Since pellet injection into tokamak plasmas has been found to be an effective method for fueling and profile modification of core plasmas in tokamak experiments, a hypothetical injection of deutrium pellets into the KSTAR tokamak is numerically simulated in this work to investigate its influences on the fueling and transport of the core plasma depending on pellet parameters. A neutral gas shielding model and a pellet drift displacement model are used to describe the ablation and mass deposition from pellets on core plasma profiles. These models are coupled with a 1.5-dimensional (1.5D) core transport code to calculate the plasma density and temperature profiles responding to pellets injected into the target plasma. The simulation results indicate that a HFS (high field side) injection achieves more effective fueling due to a deeper pellet penetration into the core plasma, compared with a LFS (low field side) injection. The plasma density is found to increase during sequential pellet injections from both HFS and LFS, but the HFS case shows better fueling performance owing to a drift of the pellet ablatant in the major radius direction resulting in the deeper pellet penetration.
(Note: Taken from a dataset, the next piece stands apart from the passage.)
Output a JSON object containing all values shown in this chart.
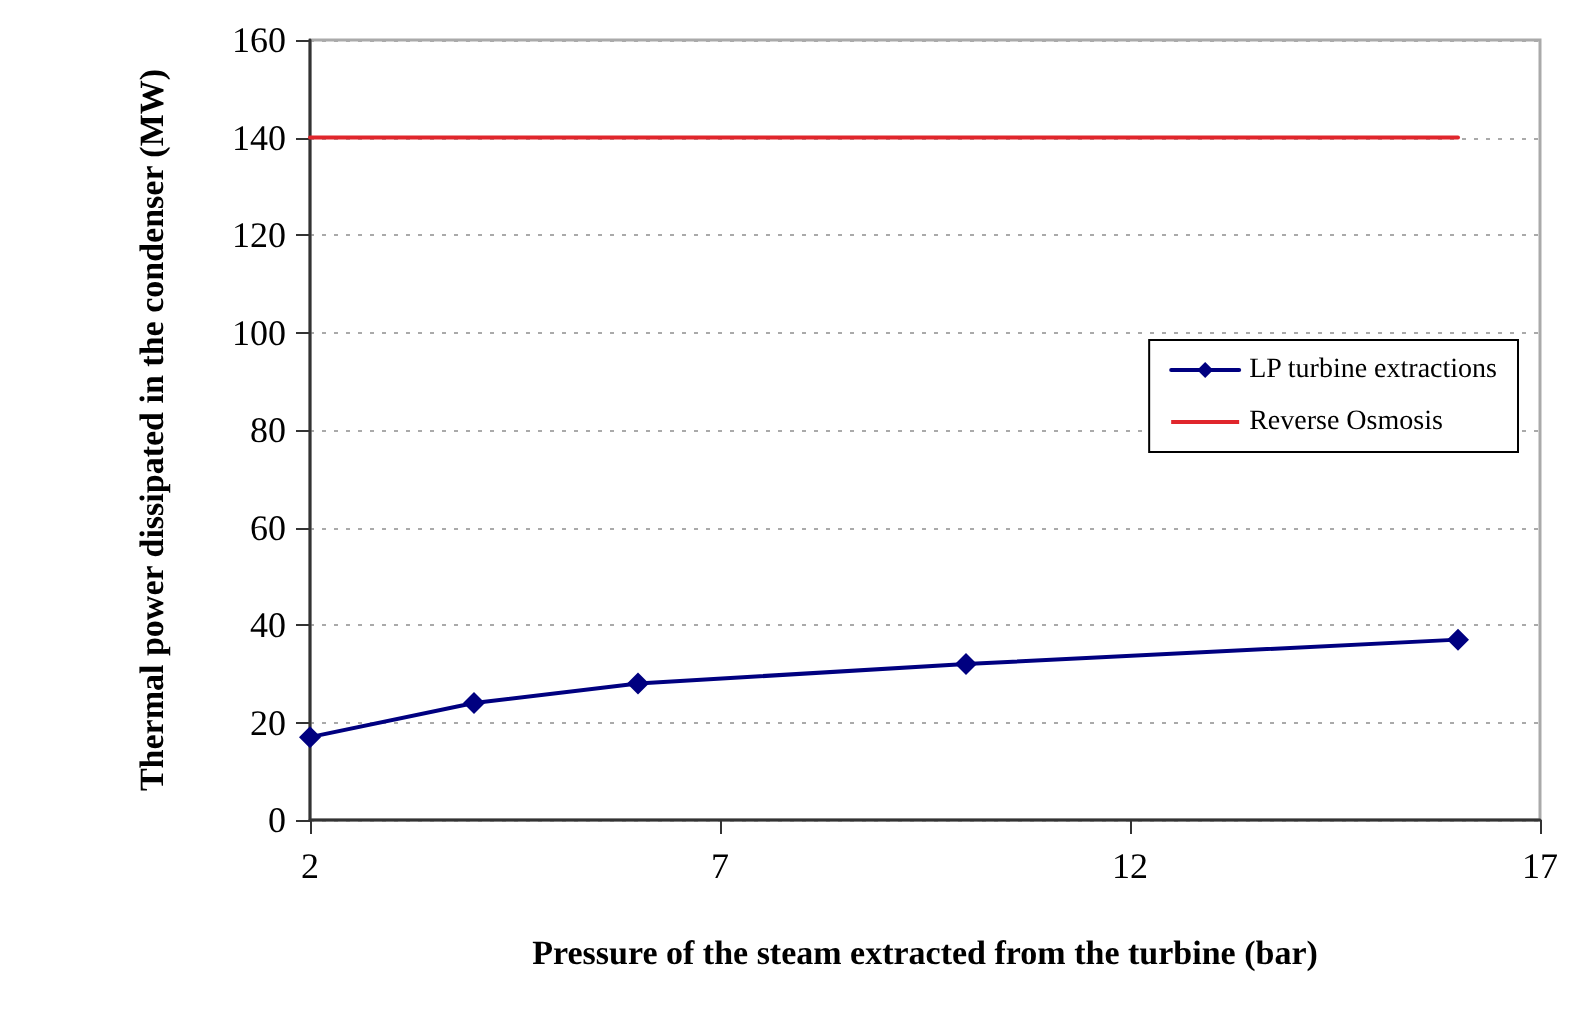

Increasing the size and injection velocity of the pellet contributes to enhance the fueling efficiency. However, raising the power of neutral beam injection heating reduces the fueling efficiency because the pellet mass deposition is shifted toward the edge region in high temperature plasmas. It is concluded that the pellet size and injection direction among pellet and plasma parameters have the most dominant effects on fueling performance while the pellet velocity and heating power have relatively small influences on fueling.